XIV-1- Presentation SPSE

     The South-European Pipeline (SPSE) ensures the provisioning of the refineries and petrochemical platforms on the Fos-Karlsruhe axis (769 km) in 3 different countries (France-Switzerland-Germany).

     The South-European Pipeline uses 3 main lines, pumping stations, other facilities for  storage and delivery of the crude oil.

XIV-2- Introduction

      The practical application of the zero method by SPSE since 1992 showed the effectiveness of this method on our facilities. This methodology was used in cathodic protection in order to protect the impressed current equipment against lightning and to deal with problems of earthings.

XIV-3- Problems analysised

     Main damage on the impressed current equipment :

    • Destroyed diodes.
    • Destroyed auto-transformers.
    • Release of the safety measures.

     The consequences of this damage are the absence of cathodic protection on the lines and the additional expenses of maintenance (the lowest cost : 200 Euros; the highest cost : 5 000 Euros).

     The risk of corrosion can be significant depending on the surrounding medium and the time needed for repairs.

Earthing problems

     Earthings of the facilities for personal security penalise the underground facilities cathodic protection. Indeed an earthing is the equivalent of a coating defect and calls current.

     The cathodic protection of our pipeline 34 inches on the Strasbourg-Karlsruhe section was insufficient on several points. This was more sensitive near the valves enclosures and on the delivery facilities.

XIV-4- Step and study

Impressed current equipment

     During the work process, various previous studies impressed some current facilities that were protected against  lightning accidents. The implementation of the recommendations of the study reinforced the reliability of the rectifiers.(No accidental statement for 5 years).

Cathodic protection and earthed circuit

     In order to reinforce cathodic protection, a study was carried out on the earthed circuits. The aim was to highlight any current loss due to the earthed circuits.

     By the insertion of an electrochemical condenser between the ground circuit and the line (from the point of view of the D.C. current only), the pipeline was isolated from the earth circuit.
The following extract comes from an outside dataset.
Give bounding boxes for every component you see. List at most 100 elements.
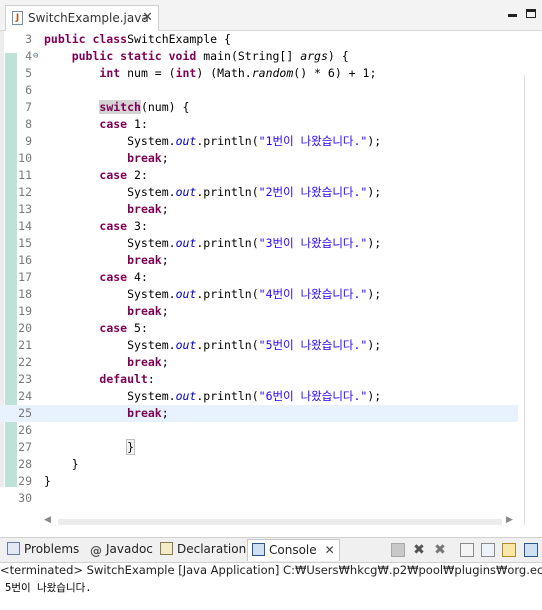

This way the pipeline potential was increased and the protection criterion was reinforced on the whole of the section.

     This operation was carried out on valves enclosures because the earthed circuits are simple and easily identifiable.

XIV-5- Assessment

     The results were good. The protected facilities didn't suffer any more damage. Currently we plan to treat the totality of our impressed current system because damage is possible on unprotected facilities. These improvements will bring our lines guaranteed quality protection.
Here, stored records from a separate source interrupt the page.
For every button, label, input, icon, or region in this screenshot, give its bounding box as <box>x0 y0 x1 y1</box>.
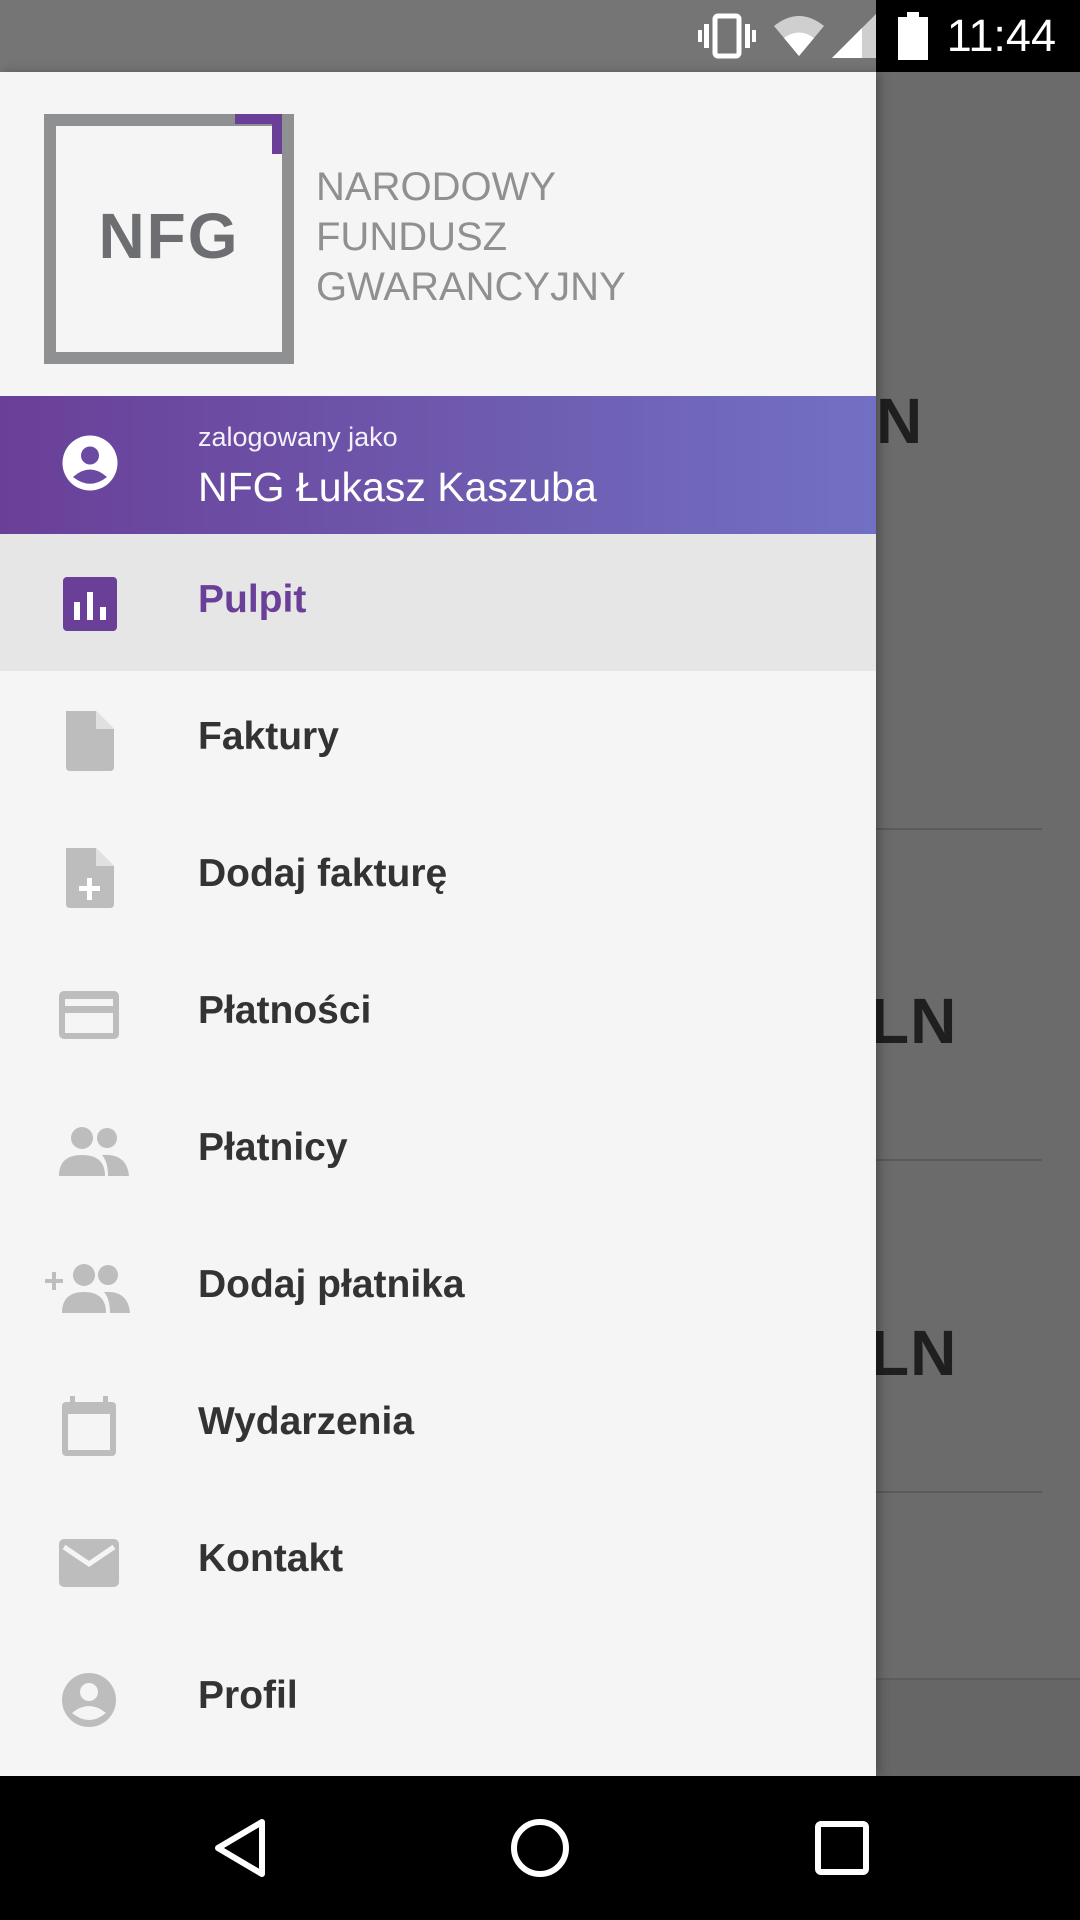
add-people-icon <box>45 1264 130 1313</box>
status-time: 11:44 <box>946 10 1056 61</box>
menu-item-label: Pulpit <box>198 578 307 621</box>
menu-item-platnicy[interactable]: Płatnicy <box>0 1082 876 1219</box>
people-icon <box>59 1127 129 1176</box>
cell-signal-icon <box>832 14 876 58</box>
add-document-icon <box>66 848 114 908</box>
mail-icon <box>59 1539 119 1587</box>
menu-item-label: Dodaj płatnika <box>198 1263 465 1306</box>
background-amount-fragment: LN <box>870 985 958 1057</box>
background-amount-fragment: LN <box>870 1317 958 1389</box>
wifi-icon <box>774 16 824 56</box>
calendar-icon <box>62 1396 116 1456</box>
logo-name-line: GWARANCYJNY <box>316 265 626 309</box>
menu-item-faktury[interactable]: Faktury <box>0 671 876 808</box>
user-banner[interactable]: zalogowany jako NFG Łukasz Kaszuba <box>0 396 876 534</box>
credit-card-icon <box>59 991 119 1039</box>
menu-item-kontakt[interactable]: Kontakt <box>0 1493 876 1630</box>
menu-item-label: Płatności <box>198 989 372 1032</box>
logo-corner-accent <box>235 114 282 161</box>
menu-item-wydarzenia[interactable]: Wydarzenia <box>0 1356 876 1493</box>
logo-name-line: NARODOWY <box>316 165 556 209</box>
menu-item-platnosci[interactable]: Płatności <box>0 945 876 1082</box>
logo-abbreviation: NFG <box>98 200 240 272</box>
document-icon <box>66 711 114 771</box>
background-amount-fragment: N <box>876 385 924 457</box>
navigation-drawer: NFG NARODOWY FUNDUSZ GWARANCYJNY zalogow… <box>0 72 876 1776</box>
battery-icon <box>898 12 928 60</box>
logo-name-line: FUNDUSZ <box>316 215 508 259</box>
drawer-menu: Pulpit Faktury Dodaj fakturę Płatności P… <box>0 534 876 1767</box>
vibrate-icon <box>698 13 756 59</box>
logo-organization-name: NARODOWY FUNDUSZ GWARANCYJNY <box>316 162 736 312</box>
menu-item-pulpit[interactable]: Pulpit <box>0 534 876 671</box>
back-icon[interactable] <box>210 1816 270 1880</box>
menu-item-label: Kontakt <box>198 1537 344 1580</box>
chart-icon <box>63 577 117 631</box>
menu-item-label: Faktury <box>198 715 339 758</box>
user-name: NFG Łukasz Kaszuba <box>198 464 597 510</box>
drawer-header: NFG NARODOWY FUNDUSZ GWARANCYJNY <box>0 72 876 396</box>
logged-in-label: zalogowany jako <box>198 422 398 452</box>
menu-item-dodaj-fakture[interactable]: Dodaj fakturę <box>0 808 876 945</box>
background-divider <box>876 828 1042 830</box>
menu-item-label: Płatnicy <box>198 1126 348 1169</box>
system-navigation-bar <box>0 1776 1080 1920</box>
home-icon[interactable] <box>508 1816 572 1880</box>
background-divider <box>876 1491 1042 1493</box>
recents-icon[interactable] <box>812 1816 872 1880</box>
menu-item-label: Dodaj fakturę <box>198 852 448 895</box>
menu-item-dodaj-platnika[interactable]: Dodaj płatnika <box>0 1219 876 1356</box>
menu-item-label: Wydarzenia <box>198 1400 415 1443</box>
menu-item-profil[interactable]: Profil <box>0 1630 876 1767</box>
background-divider <box>876 1159 1042 1161</box>
account-icon <box>62 435 118 491</box>
account-icon <box>62 1673 116 1727</box>
menu-item-label: Profil <box>198 1674 298 1717</box>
     Potential measurements on the Strasbourg-Karlsruhe section are satisfactory and the threshold of protection is reached on each point. The solution of insertion of a condenser improves cathodic protection and makes it possible to ensure the safety of people.

     This technically satisfactory solution, must however be validated by the French authorities {6} before being generalised on our installations.


{1} CEFRACOR / Chambre Syndicale du Pétrole et du Gaz - Octobre 1993 - Fascicule de documentation - Recommandations concernant le traitement des influences électriques dues au courant alternatif et à la foudre, sur les canalisations métalliques.

{2} Handbook of «Cathodic corrosion protection» - Theory and Practice of Electrochemical Protection Process - 3° Edition - W. von Baeckmann, W. Schwenk, and W. Prinz Editors - 1988.

{3} Web site Daniel Soleil - BET CEM : http://pro.wanadoo.fr/geniecem - A lot of « zero method » applications.

{4} CEOCECOR - Commission Protection Cathodique - Guide des techniques de mesures en Protection Cathodique - Vienne - Janvier 1994.

{5} «La Protection Cathodique - Guide Pratique» 1986 - Edition Technip - Chambre Syndicale de la Recherche et de la Production du Pétrole et du Gaz Naturel - Comité des Techniciens - Commission Exploitation.